[vitiral]

That problem is a terrible interview question, mainly because it's completely trivial with O(n) memory (just use a Set), but requires a different branch of comp sci at O(1).

Personally I also feel that any question that needs an O(1) memory when you _start with an array_ is disingenuous. O(1) memory was used for things like tape storage, where N was some huge external storage. If you already have an array, then the chance you don't have double that memory are dibcus.

[sanedigital]

Not sure I agree. It's very simple if you look at what's "wrong" with the input: it has a duplicated number, which means there's a "right" version of it without. That right version is just the count from 1->n. Once you see that, you can see that all you have to do is sum each list and calculate the difference.

[kd5bjo]

This algorithm fails in the case that the duplicated number appears more than twice in the list, which is explicitly allowed by the problem statement.

[sanedigital]

It’s not, on Leetcode. I submitted it as an answer and it worked. In the case where the number is repeated more than once (m times), you have an array of n+m elements. Divide the sum by m, subtract, problem solved.

[kd5bjo]

In that case, their test suite doesn’t cover all relevant cases. Consider nums = [1,1,1,1,4]: There are 5 elements, so n=4, and all elements are within the range [1,4]; only the 1 is duplicated. This fulfills all of the listed requirements.

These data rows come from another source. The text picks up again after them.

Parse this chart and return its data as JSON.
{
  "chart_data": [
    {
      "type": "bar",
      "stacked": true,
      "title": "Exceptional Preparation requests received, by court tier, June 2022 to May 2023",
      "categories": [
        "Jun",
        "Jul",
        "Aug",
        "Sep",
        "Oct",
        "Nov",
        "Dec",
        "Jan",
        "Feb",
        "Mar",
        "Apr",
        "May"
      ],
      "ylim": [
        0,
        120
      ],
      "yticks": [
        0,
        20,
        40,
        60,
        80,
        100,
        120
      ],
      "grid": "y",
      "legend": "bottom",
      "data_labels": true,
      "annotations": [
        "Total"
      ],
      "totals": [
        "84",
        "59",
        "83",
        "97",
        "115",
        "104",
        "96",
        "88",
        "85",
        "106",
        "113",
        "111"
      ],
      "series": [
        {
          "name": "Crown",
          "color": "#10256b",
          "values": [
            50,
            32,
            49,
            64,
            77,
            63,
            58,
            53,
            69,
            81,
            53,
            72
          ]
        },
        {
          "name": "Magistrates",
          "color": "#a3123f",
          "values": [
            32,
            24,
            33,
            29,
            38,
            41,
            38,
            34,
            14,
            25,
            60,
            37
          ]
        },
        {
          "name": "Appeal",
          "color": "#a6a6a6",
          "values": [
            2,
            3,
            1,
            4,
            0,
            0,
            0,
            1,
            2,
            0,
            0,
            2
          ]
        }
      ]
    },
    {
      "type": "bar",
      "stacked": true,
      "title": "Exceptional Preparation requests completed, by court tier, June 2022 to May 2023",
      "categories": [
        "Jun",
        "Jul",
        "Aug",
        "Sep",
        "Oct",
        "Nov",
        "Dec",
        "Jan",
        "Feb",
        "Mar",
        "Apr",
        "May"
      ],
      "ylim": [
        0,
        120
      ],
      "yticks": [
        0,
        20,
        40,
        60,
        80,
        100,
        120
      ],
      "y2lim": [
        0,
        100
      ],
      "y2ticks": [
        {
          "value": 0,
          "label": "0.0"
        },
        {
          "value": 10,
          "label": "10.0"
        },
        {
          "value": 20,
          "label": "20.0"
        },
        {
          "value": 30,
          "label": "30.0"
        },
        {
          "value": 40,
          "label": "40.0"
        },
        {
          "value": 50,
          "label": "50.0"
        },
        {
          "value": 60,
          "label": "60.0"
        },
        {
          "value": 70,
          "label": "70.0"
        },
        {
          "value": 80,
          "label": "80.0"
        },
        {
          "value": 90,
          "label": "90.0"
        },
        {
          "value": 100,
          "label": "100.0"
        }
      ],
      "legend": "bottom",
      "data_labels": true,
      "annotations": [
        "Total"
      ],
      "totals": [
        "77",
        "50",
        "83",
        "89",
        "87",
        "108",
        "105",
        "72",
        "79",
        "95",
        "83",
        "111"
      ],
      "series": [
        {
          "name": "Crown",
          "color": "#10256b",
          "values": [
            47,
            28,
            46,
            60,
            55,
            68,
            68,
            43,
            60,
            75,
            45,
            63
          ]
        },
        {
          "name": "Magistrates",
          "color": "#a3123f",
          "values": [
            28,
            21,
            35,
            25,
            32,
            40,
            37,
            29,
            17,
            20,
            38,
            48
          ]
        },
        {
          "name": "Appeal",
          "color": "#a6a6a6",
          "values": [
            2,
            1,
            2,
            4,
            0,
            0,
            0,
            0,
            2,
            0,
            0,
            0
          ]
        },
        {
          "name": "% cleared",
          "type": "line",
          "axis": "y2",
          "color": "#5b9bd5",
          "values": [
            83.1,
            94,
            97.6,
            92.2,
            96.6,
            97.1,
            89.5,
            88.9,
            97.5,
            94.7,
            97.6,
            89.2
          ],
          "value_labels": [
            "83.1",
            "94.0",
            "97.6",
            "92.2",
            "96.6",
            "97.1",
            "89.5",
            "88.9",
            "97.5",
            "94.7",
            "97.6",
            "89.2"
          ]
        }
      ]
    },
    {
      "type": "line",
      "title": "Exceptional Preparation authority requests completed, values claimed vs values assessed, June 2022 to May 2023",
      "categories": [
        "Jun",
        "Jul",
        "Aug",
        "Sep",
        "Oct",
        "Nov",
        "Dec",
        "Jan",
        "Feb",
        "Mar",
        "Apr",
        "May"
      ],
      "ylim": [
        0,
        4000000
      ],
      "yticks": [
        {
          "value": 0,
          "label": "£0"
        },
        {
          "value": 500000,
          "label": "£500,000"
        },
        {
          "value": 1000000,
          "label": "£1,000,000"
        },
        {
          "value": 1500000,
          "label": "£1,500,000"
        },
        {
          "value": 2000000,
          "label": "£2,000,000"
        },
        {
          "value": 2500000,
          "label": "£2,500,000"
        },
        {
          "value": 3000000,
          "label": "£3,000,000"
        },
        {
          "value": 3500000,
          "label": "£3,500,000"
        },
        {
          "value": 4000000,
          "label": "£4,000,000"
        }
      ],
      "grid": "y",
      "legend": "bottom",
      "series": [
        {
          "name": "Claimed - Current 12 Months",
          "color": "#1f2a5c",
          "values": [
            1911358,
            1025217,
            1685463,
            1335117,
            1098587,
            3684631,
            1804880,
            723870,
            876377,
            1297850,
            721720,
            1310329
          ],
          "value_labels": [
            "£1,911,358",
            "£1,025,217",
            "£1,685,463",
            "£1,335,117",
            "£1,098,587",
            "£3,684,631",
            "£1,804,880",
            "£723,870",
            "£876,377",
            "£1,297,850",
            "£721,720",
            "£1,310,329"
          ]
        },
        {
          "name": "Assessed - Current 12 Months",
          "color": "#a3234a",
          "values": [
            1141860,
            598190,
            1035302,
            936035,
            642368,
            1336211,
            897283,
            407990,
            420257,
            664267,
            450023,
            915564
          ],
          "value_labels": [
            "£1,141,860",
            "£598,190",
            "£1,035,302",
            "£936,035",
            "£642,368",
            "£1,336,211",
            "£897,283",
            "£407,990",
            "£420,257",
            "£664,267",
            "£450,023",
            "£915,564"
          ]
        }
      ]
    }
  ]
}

The actual sum is 8, and the 4th triangular number is 10, so the duplicated number according to your algorithm must be -2 (or some fraction thereof, depending on how you calculate m).

[kd5bjo]

The LeetCode version doesn't require linear time, and caps the number of elements to 10^5, so the brute-force O(n^2) time solution seems perfectly acceptable.

[dullcrisp]

Tried it with a simple loop, got time limit exceeded unfortunately.